Some events change. One, the Imaginarium in Louisville, Kentucky, completed its turn of focus from being a gaming event with readers to a writers conference. Writers (or aspiring authors) are not my target audience; therefore, that is not an event to which I'll return.
Because my modest budget cannot sustain repeated losses, I do factor in cost and revenue. Some events are free, thereby incurring little in the day of direct costs beyond mileage, inventory, and time. Especially when I have a cheap (or free—thanks, brother!) place to stay, these events make sense. I can build my brand and fan base while minimizing the financial stress. (At the last Beech Grove Artists Collective Art Walk, one woman ran across the street to tell me she'd loved my book, FOCUS. What a giddy feeling!)
With some events that are young, meaning they are first-time events or recently begun events, I often give them more than one chance to mature into profitable venues for me. The Monday Creek Publishing Book Festival held in Nelsonville, Ohio is one of those events with lots of potential. My costs were time, mileage, and inventory. I did better than anticipated and will be happy to return in 2023. The organizer is working hard to make this the premier literary event of southeastern Ohio. I just returned from Lust in the City, a brand new event focused on the romance genre and taking a different tack by soliciting committed attendees through advance ticket sales. I didn't come close to breaking even, but I can see the immense potential of this event. It, too, has an extremely dedicated organizer who I believe will make this an extraordinary book fair as it matures. I want to be there as both events grow and mature.
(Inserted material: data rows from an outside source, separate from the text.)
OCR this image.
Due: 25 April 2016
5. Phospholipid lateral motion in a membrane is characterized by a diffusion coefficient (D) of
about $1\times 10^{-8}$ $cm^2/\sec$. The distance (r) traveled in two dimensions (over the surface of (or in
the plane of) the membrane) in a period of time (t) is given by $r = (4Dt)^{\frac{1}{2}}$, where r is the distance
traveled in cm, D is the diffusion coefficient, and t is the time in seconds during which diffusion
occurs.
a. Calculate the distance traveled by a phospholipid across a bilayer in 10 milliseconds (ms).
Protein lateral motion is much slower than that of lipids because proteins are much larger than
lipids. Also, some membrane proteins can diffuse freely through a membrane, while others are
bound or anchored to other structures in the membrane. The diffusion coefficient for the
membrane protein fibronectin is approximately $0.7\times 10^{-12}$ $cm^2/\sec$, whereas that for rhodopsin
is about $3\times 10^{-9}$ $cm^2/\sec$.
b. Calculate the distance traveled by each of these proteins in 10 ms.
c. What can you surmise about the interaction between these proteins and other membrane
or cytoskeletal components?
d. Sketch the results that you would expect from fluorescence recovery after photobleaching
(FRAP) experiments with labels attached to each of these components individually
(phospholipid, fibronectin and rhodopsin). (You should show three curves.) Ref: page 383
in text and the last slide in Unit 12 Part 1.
Other events that oftentimes work out well are not book-related at all. I've gone to various art shows where I sold no paintings, but did sell books. The lack of similar competition makes my wares memorable and stand out from the other vendors' offerings. I'll be taking advantage of that uniqueness next weekend at the Northwestern Band Association Fall Craft Show in Springfield, Ohio and Art on Vine at the Rheingeist Brewery in Cincinnati, Ohio.
Although I've been doing this for several years now, each event adds to my experience and helps to adjust my expectations and manage my hopes. I like to think I'm getting better an judging which events will prove profitable from both financial and marketing standpoints.